L’équipe australienne souligne également que ces bénéfices ne nécessitent pas une transformation radicale du quotidien. Des ajustements progressifs et réalistes suffisent pour observer des effets positifs significatifs sur la santé cardiovasculaire et la longévité générale.

Intégrer l’activité physique dans le quotidien masculin

Pour les hommes souhaitant réduire leur risque de mortalité, voici quelques approches pratiques numérotées :

  1. Commencer par des sessions courtes mais régulières (10-15 minutes quotidiennes)
  2. Privilégier les activités procurant du plaisir pour garantir l’adhésion à long terme
  3. Augmenter progressivement l’intensité et la durée des séances
  4. Combiner exercices cardiovasculaires et renforcement musculaire
  5. Intégrer l’activité physique dans les déplacements quotidiens (vélo, marche)

Cette étude australienne apporte une contribution majeure à notre compréhension des liens entre activité physique et réduction du risque de mortalité masculine. Elle montre qu’une approche accessible et adaptée aux préférences individuelles permet d’obtenir des bénéfices substantiels pour la santé, même sans devenir un athlète de haut niveau.

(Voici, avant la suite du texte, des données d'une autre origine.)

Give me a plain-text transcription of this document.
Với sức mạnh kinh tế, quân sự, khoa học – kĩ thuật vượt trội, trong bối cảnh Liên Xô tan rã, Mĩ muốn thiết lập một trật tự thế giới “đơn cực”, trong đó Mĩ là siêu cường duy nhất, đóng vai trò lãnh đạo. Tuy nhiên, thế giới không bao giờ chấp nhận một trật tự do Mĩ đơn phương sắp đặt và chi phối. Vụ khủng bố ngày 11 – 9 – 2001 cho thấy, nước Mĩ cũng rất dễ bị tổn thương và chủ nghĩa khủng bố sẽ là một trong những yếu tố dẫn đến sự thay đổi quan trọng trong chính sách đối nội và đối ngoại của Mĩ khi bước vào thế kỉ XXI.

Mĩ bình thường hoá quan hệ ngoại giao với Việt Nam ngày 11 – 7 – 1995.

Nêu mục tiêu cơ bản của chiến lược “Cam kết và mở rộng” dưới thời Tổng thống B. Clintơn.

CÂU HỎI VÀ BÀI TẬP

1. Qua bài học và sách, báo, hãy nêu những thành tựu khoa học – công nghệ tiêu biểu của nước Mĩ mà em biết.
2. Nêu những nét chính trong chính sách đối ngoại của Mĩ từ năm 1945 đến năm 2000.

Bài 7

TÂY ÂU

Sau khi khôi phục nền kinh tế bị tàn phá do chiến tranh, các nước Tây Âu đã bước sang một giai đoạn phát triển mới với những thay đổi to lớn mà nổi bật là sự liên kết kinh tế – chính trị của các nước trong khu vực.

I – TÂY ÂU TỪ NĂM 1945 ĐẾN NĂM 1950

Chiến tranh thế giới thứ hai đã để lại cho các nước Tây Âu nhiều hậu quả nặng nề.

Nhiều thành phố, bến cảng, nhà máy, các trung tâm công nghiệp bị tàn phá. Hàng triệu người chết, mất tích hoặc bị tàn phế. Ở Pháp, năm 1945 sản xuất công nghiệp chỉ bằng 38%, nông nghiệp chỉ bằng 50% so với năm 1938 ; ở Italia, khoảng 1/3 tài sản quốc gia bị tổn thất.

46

L’essentiel reste de trouver un équilibre permettant d’intégrer durablement l’activité physique dans son mode de vie. Les hommes peuvent ainsi espérer une amélioration significative de leur espérance de vie tout en préservant leur qualité de vie, confirmant l’adage selon lequel le mouvement représente l’un des meilleurs investissements pour la santé à long terme.